The right to privacy is increasingly powerful, but basic fairness demands that those who wish to litigate must at least be willing to disclose their names and addresses. The High Court made the point in striking out a so-called ‘right to be forgotten’ claim which a businessman had sought to pursue against Google under a cloak of anonymity.
The businessman objected that a post which gave details of a criminal conviction in his past could be found on the internet via Google. The conviction being spent under the Rehabilitation of Offenders Act 1974, he claimed that its continued publication amounted to defamation, malicious falsehood and a breach of data protection principles.

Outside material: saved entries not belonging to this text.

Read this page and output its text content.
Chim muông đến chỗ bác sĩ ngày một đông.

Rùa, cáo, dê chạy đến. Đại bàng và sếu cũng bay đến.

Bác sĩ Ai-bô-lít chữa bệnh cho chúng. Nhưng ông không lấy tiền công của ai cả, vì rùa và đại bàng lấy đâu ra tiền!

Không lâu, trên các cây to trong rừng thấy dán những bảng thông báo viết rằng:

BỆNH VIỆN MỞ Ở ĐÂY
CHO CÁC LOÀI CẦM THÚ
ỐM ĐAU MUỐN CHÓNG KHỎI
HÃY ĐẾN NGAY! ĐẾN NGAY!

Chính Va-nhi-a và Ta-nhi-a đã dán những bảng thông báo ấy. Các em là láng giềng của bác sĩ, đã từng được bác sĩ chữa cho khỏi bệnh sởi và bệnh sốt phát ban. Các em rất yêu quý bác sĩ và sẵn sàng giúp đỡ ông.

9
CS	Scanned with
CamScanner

Given the sensitive nature of his claim, and the risk that its purpose might in part be frustrated were he to be publicly identified, he was granted permission to bring the proceedings anonymously, using the cypher ‘ABC’. He was, however, ordered to disclose his full name and address to Google and to the Court. After he failed to comply with that requirement and subsequent orders to similar effect, his claim was automatically struck out.

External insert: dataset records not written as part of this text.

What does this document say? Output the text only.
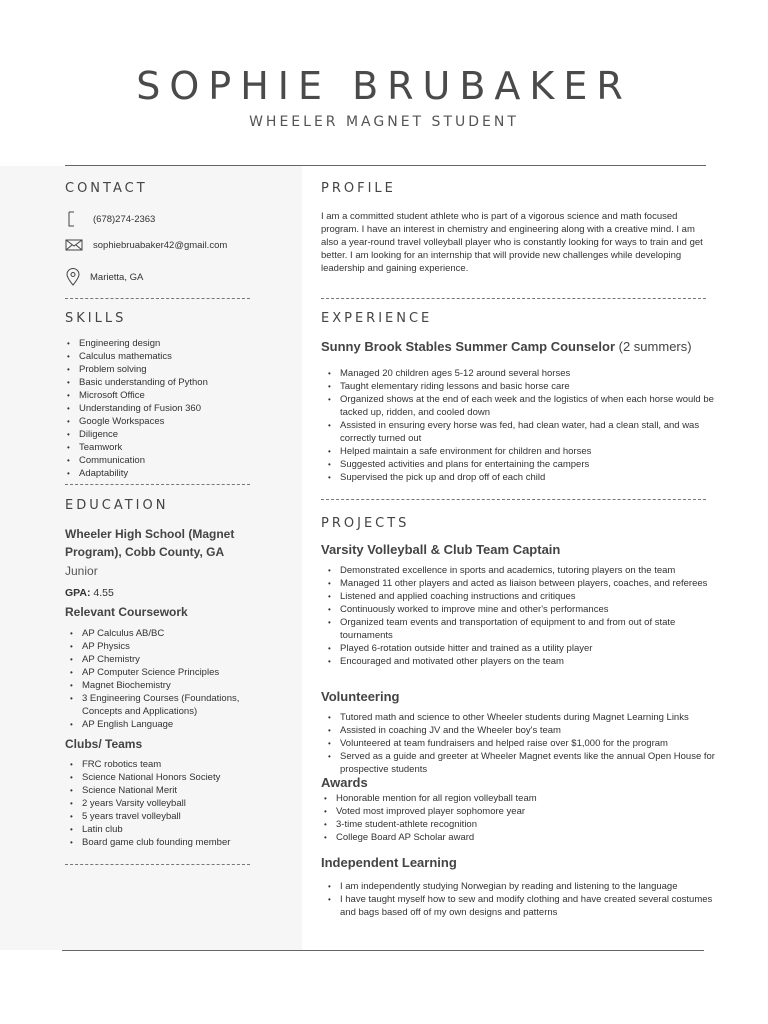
SOPHIE BRUBAKER
WHEELER MAGNET STUDENT
CONTACT
(678)274-2363
sophiebruabaker42@gmail.com
Marietta, GA
SKILLS
• Engineering design
• Calculus mathematics
• Problem solving
• Basic understanding of Python
• Microsoft Office
• Understanding of Fusion 360
• Google Workspaces
• Diligence
• Teamwork
• Communication
• Adaptability
EDUCATION
Wheeler High School (Magnet Program), Cobb County, GA
Junior
GPA: 4.55
Relevant Coursework
• AP Calculus AB/BC
• AP Physics
• AP Chemistry
• AP Computer Science Principles
• Magnet Biochemistry
• 3 Engineering Courses (Foundations, Concepts and Applications)
• AP English Language
Clubs/ Teams
• FRC robotics team
• Science National Honors Society
• Science National Merit
• 2 years Varsity volleyball
• 5 years travel volleyball
• Latin club
• Board game club founding member
PROFILE

I am a committed student athlete who is part of a vigorous science and math focused program. I have an interest in chemistry and engineering along with a creative mind. I am also a year-round travel volleyball player who is constantly looking for ways to train and get better. I am looking for an internship that will provide new challenges while developing leadership and gaining experience.

EXPERIENCE
Sunny Brook Stables Summer Camp Counselor (2 summers)
• Managed 20 children ages 5-12 around several horses
• Taught elementary riding lessons and basic horse care
• Organized shows at the end of each week and the logistics of when each horse would be tacked up, ridden, and cooled down
• Assisted in ensuring every horse was fed, had clean water, had a clean stall, and was correctly turned out
• Helped maintain a safe environment for children and horses
• Suggested activities and plans for entertaining the campers
• Supervised the pick up and drop off of each child
PROJECTS
Varsity Volleyball & Club Team Captain
• Demonstrated excellence in sports and academics, tutoring players on the team
• Managed 11 other players and acted as liaison between players, coaches, and referees
• Listened and applied coaching instructions and critiques
• Continuously worked to improve mine and other's performances
• Organized team events and transportation of equipment to and from out of state tournaments
• Played 6-rotation outside hitter and trained as a utility player
• Encouraged and motivated other players on the team
Volunteering
• Tutored math and science to other Wheeler students during Magnet Learning Links
• Assisted in coaching JV and the Wheeler boy's team
• Volunteered at team fundraisers and helped raise over $1,000 for the program
• Served as a guide and greeter at Wheeler Magnet events like the annual Open House for prospective students
Awards
• Honorable mention for all region volleyball team
• Voted most improved player sophomore year
• 3-time student-athlete recognition
• College Board AP Scholar award
Independent Learning
• I am independently studying Norwegian by reading and listening to the language
• I have taught myself how to sew and modify clothing and have created several costumes and bags based off of my own designs and patterns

Dismissing his application for relief against that sanction, the Court noted that it is obvious that those on the receiving end of litigation are entitled to know by whom they are being sued. It was hard to conceive of any circumstances in which civil litigation could proceed fairly in the absence of such identification.
The businessman had made numerous attempts to avoid his obligation to identify himself and his approach to judicial orders and directions could properly be viewed as abusive. To permit him to proceed with his claim whilst continuing to hide his identity would also breach Google’s human right to a fair hearing. The Court’s decision meant that his claim remained struck out.